Psychological Inertia: Two kinds in one story

Ellen Domb, Ph.D.
The TRIZ Institute, 190 N. Mountain Ave., Upland, CA 91786 USA
+1(909)949-0857 FAX +1(909)949-2968

1998, Ellen Domb


The following story is not original. It has been forwarded to me from a variety of Internet lists in the last month. The fact that it is so popular shows the many people are learning many thing from it, but it seemed particulary suitable for this special issue on psychological inertia. The story:

A while back I was reading about an expert on subject of time management. One day this expert was speaking to a group of business students and, to drive home a point, used an illustration those students will never forget.

As this man stood in front of the group of high-powered overachievers he said, "Okay, time for a quiz."

Then he pulled out a one-gallon, wide-mouthed mason jar and set it on a table in front of him. Then he produced about a dozen fist-sized rocks and carefully placed them, one at a time, into the jar. When the jar was filled to the top and no more rocks would fit inside, he asked, "Is this jar full?"

Everyone in the class said, "Yes." Then he said, "Really?" He reached under the table and pulled out a bucket of gravel. Then he dumped some gravel in and shook the jar causing pieces of gravel to work themselves down into the spaces between the big rocks.

Then he asked the group once more, "Is the jar full?"

By this time the class was onto him. "Probably not," one of them answered.

"Good!" he replied. He reached under the table and brought out a bucket of sand. He started dumping the sand in and it went into all the spaces left between the rocks and the gravel. Once more he asked the question, "Is this jar full?"

"No!" the class shouted. Once again he said, "Good!" Then he grabbed a pitcher of water and began to pour it in until the jar was filled to the brim. Then he looked up at the class and asked, "What is the point of this illustration?"

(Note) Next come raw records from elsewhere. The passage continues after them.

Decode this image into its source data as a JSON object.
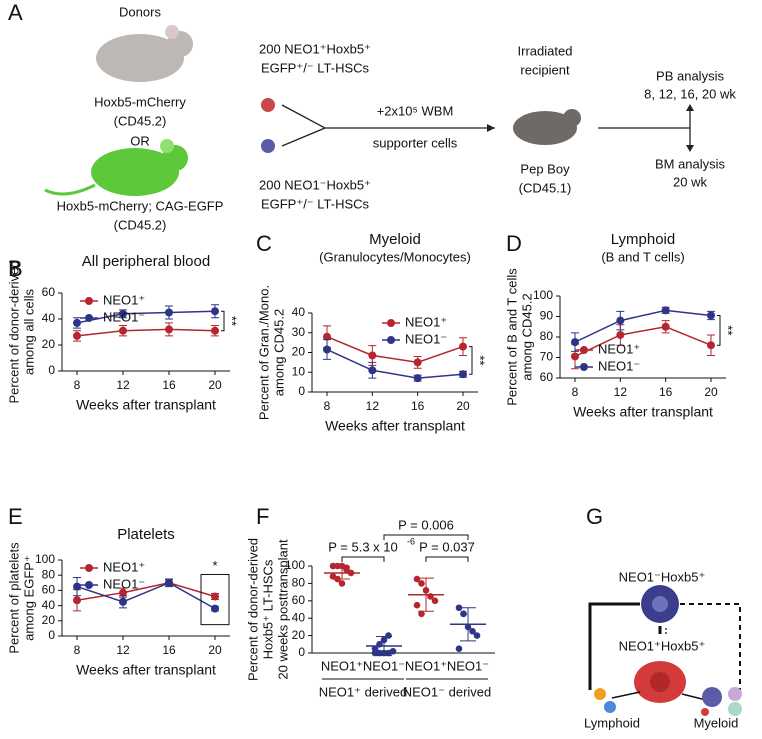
{
  "panel_labels": [
    "A",
    "B",
    "C",
    "D",
    "E",
    "F",
    "G"
  ],
  "diagram_a": {
    "lines": [
      "Donors",
      "Hoxb5-mCherry",
      "(CD45.2)",
      "OR",
      "Hoxb5-mCherry; CAG-EGFP",
      "(CD45.2)",
      "200 NEO1⁺Hoxb5⁺",
      "EGFP⁺/⁻ LT-HSCs",
      "+2x10⁵ WBM",
      "supporter cells",
      "200 NEO1⁻Hoxb5⁺",
      "EGFP⁺/⁻ LT-HSCs",
      "Irradiated",
      "recipient",
      "Pep Boy",
      "(CD45.1)",
      "PB analysis",
      "8, 12, 16, 20 wk",
      "BM analysis",
      "20 wk"
    ]
  },
  "diagram_g": {
    "top": "NEO1⁻Hoxb5⁺",
    "middle": "NEO1⁺Hoxb5⁺",
    "left": "Lymphoid",
    "right": "Myeloid"
  },
  "chart_data": [
    {
      "type": "line",
      "title": [
        "All peripheral blood"
      ],
      "ylabel": [
        "Percent of donor-derived",
        "among all cells"
      ],
      "xlabel": "Weeks after transplant",
      "categories": [
        "8",
        "12",
        "16",
        "20"
      ],
      "ylim": [
        0,
        60
      ],
      "yticks": [
        0,
        20,
        40,
        60
      ],
      "annotation": "**",
      "legend": "top-left",
      "series": [
        {
          "name": "NEO1⁺",
          "color": "#b5262e",
          "values": [
            27,
            31,
            32,
            31
          ],
          "errors": [
            4,
            4,
            5,
            4
          ]
        },
        {
          "name": "NEO1⁻",
          "color": "#2e3587",
          "values": [
            37,
            44,
            45,
            46
          ],
          "errors": [
            4,
            3,
            5,
            5
          ]
        }
      ]
    },
    {
      "type": "line",
      "title": [
        "Myeloid",
        "(Granulocytes/Monocytes)"
      ],
      "ylabel": [
        "Percent of Gran./Mono.",
        "among CD45.2"
      ],
      "xlabel": "Weeks after transplant",
      "categories": [
        "8",
        "12",
        "16",
        "20"
      ],
      "ylim": [
        0,
        40
      ],
      "yticks": [
        0,
        10,
        20,
        30,
        40
      ],
      "annotation": "**",
      "legend": "top-right",
      "series": [
        {
          "name": "NEO1⁺",
          "color": "#b5262e",
          "values": [
            28,
            18.5,
            15,
            23
          ],
          "errors": [
            5.5,
            5,
            3,
            4.5
          ]
        },
        {
          "name": "NEO1⁻",
          "color": "#2e3587",
          "values": [
            21.5,
            11,
            7,
            9
          ],
          "errors": [
            5,
            4,
            1.5,
            1.5
          ]
        }
      ]
    },
    {
      "type": "line",
      "title": [
        "Lymphoid",
        "(B and T cells)"
      ],
      "ylabel": [
        "Percent of B and T cells",
        "among CD45.2"
      ],
      "xlabel": "Weeks after transplant",
      "categories": [
        "8",
        "12",
        "16",
        "20"
      ],
      "ylim": [
        60,
        100
      ],
      "yticks": [
        60,
        70,
        80,
        90,
        100
      ],
      "annotation": "**",
      "legend": "bottom-left",
      "series": [
        {
          "name": "NEO1⁺",
          "color": "#b5262e",
          "values": [
            70.5,
            81,
            85,
            76
          ],
          "errors": [
            6,
            5,
            3,
            5
          ]
        },
        {
          "name": "NEO1⁻",
          "color": "#2e3587",
          "values": [
            77.5,
            88,
            93,
            90.5
          ],
          "errors": [
            4.5,
            4.5,
            1.5,
            2
          ]
        }
      ]
    },
    {
      "type": "line",
      "title": [
        "Platelets"
      ],
      "ylabel": [
        "Percent of platelets",
        "among EGFP⁺"
      ],
      "xlabel": "Weeks after transplant",
      "categories": [
        "8",
        "12",
        "16",
        "20"
      ],
      "ylim": [
        0,
        100
      ],
      "yticks": [
        0,
        20,
        40,
        60,
        80,
        100
      ],
      "annotation": "*",
      "legend": "top-left",
      "series": [
        {
          "name": "NEO1⁺",
          "color": "#b5262e",
          "values": [
            47,
            57,
            70,
            52
          ],
          "errors": [
            14,
            6,
            4,
            4
          ]
        },
        {
          "name": "NEO1⁻",
          "color": "#2e3587",
          "values": [
            65,
            45,
            70,
            36
          ],
          "errors": [
            12,
            8,
            5,
            3
          ]
        }
      ]
    },
    {
      "type": "strip",
      "ylabel": [
        "Percent of donor-derived",
        "Hoxb5⁺ LT-HSCs",
        "20 weeks posttransplant"
      ],
      "categories": [
        "NEO1⁺",
        "NEO1⁻",
        "NEO1⁺",
        "NEO1⁻"
      ],
      "groups": [
        "NEO1⁺ derived",
        "NEO1⁻ derived"
      ],
      "colors": [
        "#b5262e",
        "#2e3587",
        "#b5262e",
        "#2e3587"
      ],
      "points": [
        [
          100,
          100,
          100,
          98,
          92,
          88,
          85,
          80,
          96
        ],
        [
          0,
          0,
          0,
          0,
          2,
          5,
          10,
          15,
          20
        ],
        [
          85,
          80,
          72,
          65,
          60,
          55,
          45
        ],
        [
          52,
          45,
          30,
          25,
          20,
          5,
          45
        ]
      ],
      "means": [
        92,
        8,
        67,
        33
      ],
      "sds": [
        7,
        11,
        19,
        19
      ],
      "ylim": [
        0,
        100
      ],
      "yticks": [
        0,
        20,
        40,
        60,
        80,
        100
      ],
      "pvalues": [
        "P = 5.3 x 10",
        "P = 0.006",
        "P = 0.037"
      ],
      "pvalue_exponent": "-6"
    }
  ]
}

One eager beaver raised his hand and said, "The point is, no matter how full your schedule is, if you try really hard, you can always fit some more things into it!"

"No," the speaker replied, "that's not the point. The truth this illustration teaches us is: If you don't put the big rocks in first, you'll never get them in at all." What are the 'big rocks' in your life? A project that YOU want to accomplish? Time with your loved ones? Your faith, your education, your finances? A cause? Remember to put these BIG ROCKS in first or you'll never get them in at all.

So, tonight or in the morning when you are reflecting on this short story, ask yourself this question: What are the 'big rocks' in my life or business? Then, put those in your jar first.

There are two obvious types of psychological inertia demonstrated:

Authoritariansim: The "expert" (class leader) shows the class that their definition of "full" is faulty, when applied to the large rocks, since he can put more into the jar by applying the TRIZ principle of segmentation (rocks gravel sand water). So the class does not become creative, but it learns to that the "right" answer is that more material can be added to the jar if they use finer and finer divisions of the material. But, they learn this lesson by repeating the experts words, not by doing their own analysis of the situation.

Subject matter specialization: Because the seminar subject is time management, the class jumps to the conclusion that the lesson being taught has to do with how to do more in a finite period of time, making an analogy between finite time available and the finite volume of the jar. They missed the much more important lesson, that big things (rocks, important activities) are hard to fit into a finite limit (the jar, the time available) so you should be creative about how to get the big things done, before you worry about the small things. The title of the class, "Time Management" created a subject matter bias and set up the environment for psychological inertia.


Psychologcial Inertia cartoon:

Psychologist says to patient: "So you think you are in a rut…"

Patient: "NO! A rut goes someplace. I’m in a pothole!"